Times of Israel Every second Jewish American who talks to me
about Israel talks about Women of the Wall,” says Chen Bram, an
anthropologist and organizational psychologist who is currently a
Schusterman Visiting Israeli Professor at the University of Florida.
“They all know this story.”
For many American Jews, Women of the Wall,
the tallitot- and tefillin-wearing women who read the Torah at the
Kotel, have long been heroes of Jewish religious
pluralism. Most Israelis, however, are only recently aware of the group —
though they may be more knowledgeable about other religious pluralism
issues in Israel.
Bram is surprised by how much Americans know about Women of the Wall.
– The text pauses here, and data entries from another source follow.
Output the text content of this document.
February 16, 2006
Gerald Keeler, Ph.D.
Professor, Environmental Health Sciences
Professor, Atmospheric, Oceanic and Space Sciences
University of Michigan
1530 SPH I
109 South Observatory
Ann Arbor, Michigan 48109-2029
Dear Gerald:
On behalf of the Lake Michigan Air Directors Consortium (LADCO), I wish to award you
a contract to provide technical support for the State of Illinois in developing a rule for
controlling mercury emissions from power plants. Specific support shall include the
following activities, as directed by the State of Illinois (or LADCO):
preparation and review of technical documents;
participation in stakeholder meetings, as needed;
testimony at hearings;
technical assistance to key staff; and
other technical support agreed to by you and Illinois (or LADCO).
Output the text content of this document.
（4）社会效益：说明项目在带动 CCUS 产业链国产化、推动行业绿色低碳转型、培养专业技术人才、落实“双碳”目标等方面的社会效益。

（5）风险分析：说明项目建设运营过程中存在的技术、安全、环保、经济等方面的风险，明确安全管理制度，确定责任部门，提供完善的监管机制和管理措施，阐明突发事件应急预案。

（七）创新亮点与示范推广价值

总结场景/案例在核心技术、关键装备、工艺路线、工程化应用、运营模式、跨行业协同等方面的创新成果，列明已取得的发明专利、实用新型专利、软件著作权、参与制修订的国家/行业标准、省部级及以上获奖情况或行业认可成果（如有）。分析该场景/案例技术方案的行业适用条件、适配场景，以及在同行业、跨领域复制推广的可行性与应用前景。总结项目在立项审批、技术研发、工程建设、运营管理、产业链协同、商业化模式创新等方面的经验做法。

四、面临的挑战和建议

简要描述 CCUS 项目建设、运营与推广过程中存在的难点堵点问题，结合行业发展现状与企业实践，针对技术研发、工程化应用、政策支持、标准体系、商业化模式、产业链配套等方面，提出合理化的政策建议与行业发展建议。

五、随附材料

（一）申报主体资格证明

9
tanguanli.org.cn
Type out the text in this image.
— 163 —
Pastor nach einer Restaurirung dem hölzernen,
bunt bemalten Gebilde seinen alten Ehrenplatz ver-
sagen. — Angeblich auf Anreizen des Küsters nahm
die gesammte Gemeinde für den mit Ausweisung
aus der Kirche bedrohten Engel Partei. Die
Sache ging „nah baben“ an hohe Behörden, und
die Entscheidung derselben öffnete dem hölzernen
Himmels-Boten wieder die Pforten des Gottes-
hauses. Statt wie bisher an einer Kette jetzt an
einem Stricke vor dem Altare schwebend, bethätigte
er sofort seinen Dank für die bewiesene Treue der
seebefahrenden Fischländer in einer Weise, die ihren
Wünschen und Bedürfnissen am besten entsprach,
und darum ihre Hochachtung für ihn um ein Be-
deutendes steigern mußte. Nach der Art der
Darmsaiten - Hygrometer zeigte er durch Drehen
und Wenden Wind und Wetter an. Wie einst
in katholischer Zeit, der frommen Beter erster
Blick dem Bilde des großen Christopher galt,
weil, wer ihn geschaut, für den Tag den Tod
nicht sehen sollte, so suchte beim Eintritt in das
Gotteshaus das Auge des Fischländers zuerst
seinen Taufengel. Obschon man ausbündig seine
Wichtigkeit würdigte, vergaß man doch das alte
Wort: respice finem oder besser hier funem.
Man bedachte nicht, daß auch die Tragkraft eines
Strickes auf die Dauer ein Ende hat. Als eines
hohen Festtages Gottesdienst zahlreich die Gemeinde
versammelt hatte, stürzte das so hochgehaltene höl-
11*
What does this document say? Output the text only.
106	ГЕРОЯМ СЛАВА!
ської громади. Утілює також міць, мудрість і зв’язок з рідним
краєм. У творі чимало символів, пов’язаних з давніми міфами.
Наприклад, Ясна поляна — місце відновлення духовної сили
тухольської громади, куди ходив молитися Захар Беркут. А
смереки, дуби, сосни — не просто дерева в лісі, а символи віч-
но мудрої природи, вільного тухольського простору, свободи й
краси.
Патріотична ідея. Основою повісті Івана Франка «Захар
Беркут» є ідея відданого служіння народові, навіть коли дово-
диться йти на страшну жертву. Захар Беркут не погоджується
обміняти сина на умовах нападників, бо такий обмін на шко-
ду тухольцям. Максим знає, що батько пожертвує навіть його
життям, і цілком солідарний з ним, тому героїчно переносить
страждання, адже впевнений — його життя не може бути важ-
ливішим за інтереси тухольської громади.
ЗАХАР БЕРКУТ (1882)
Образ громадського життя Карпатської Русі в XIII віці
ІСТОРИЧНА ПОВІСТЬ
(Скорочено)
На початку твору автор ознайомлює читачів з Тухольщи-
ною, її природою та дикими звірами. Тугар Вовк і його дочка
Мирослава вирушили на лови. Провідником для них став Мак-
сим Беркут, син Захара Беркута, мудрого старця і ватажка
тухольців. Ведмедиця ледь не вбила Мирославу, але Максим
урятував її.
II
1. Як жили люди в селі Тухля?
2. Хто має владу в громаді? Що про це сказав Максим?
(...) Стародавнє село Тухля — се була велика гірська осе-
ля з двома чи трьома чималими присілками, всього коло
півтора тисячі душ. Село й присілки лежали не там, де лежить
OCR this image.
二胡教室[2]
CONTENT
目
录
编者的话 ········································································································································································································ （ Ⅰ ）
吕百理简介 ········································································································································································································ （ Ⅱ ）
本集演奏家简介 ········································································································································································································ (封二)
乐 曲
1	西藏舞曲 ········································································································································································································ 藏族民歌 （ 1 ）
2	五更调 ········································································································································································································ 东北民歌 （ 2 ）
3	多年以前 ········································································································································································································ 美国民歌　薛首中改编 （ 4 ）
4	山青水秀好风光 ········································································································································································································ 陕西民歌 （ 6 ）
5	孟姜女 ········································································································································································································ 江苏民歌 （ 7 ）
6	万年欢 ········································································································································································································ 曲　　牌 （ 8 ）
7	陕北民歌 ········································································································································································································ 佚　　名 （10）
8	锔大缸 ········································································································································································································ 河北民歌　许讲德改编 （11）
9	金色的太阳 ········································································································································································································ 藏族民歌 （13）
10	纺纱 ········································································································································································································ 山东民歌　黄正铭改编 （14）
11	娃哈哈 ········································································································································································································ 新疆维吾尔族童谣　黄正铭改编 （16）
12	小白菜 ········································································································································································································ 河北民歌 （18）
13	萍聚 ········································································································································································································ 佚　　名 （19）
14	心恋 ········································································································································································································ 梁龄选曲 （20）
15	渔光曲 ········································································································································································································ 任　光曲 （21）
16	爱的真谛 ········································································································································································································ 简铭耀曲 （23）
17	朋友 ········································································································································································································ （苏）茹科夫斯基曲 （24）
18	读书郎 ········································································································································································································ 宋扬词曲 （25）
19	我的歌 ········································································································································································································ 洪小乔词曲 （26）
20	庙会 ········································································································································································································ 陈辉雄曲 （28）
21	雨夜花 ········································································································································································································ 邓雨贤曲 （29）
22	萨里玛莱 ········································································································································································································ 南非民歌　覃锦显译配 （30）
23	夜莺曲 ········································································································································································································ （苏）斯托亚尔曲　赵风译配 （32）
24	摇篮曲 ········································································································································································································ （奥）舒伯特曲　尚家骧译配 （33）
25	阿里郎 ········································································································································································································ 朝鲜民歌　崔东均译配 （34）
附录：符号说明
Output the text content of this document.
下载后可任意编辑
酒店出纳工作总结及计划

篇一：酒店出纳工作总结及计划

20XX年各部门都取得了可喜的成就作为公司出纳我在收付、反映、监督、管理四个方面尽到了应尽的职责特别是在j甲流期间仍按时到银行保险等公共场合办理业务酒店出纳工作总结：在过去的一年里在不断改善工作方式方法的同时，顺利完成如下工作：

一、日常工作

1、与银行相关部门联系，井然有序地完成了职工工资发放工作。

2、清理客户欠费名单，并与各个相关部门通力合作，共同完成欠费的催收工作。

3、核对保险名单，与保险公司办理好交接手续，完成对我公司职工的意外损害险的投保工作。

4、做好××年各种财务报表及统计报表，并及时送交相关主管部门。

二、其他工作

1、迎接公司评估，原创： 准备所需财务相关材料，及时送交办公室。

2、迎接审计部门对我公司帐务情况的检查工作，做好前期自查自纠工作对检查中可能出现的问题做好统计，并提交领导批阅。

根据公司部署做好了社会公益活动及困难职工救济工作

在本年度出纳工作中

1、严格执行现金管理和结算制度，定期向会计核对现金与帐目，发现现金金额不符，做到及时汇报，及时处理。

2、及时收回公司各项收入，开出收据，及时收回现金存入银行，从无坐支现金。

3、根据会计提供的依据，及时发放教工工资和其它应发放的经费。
He
says chairwoman Anat Hoffman is accorded rock star status by liberal
American Jews. Conversely, Rabbi David Golinkin, President of the
Conservative Movement’s Schechter Institute of Jewish Studies in
Jerusalem, says Hoffman and her colleagues are considered irrelevant by
most Israelis. [...]
It is not merely a matter of media coverage,
but a reflection of a major disconnect between the two largest Jewish
communities in the world. This divide is slowly being bridged, however,
as the notion of a “global Jewish Peoplehood” is entering the public
discourse, and religious pluralism and civil rights are rising higher on
the Israeli political agenda.
“The whole battle for the Western Wall is an
Americanized and American-imported battle for religious moderation and
tolerance,” explains Shmuel Rosner, senior fellow at the Jewish People
Policy Institute and L.A. Jewish Journal columnist. “Women wearing a
tallit is not something Israelis are used to. They don’t necessarily
have negative feelings about it, but it’s just strange and feels like it
doesn’t belong here.”[...]
There is no disconnect or problems with Diaspora Jewry as a result of the Women of the Wall.This is simply a narrative that liberal newspapers such as the Jewish Daily Foward are creating. It is complete fiction. What a lot of Jews wonder is why the Charedi community in Yerushalyim permits these reform activists to continue desecrating the Kosel and distrubing those who come to worship.I guess it is the good work of the police stationed at Kishle who are sure to keep order.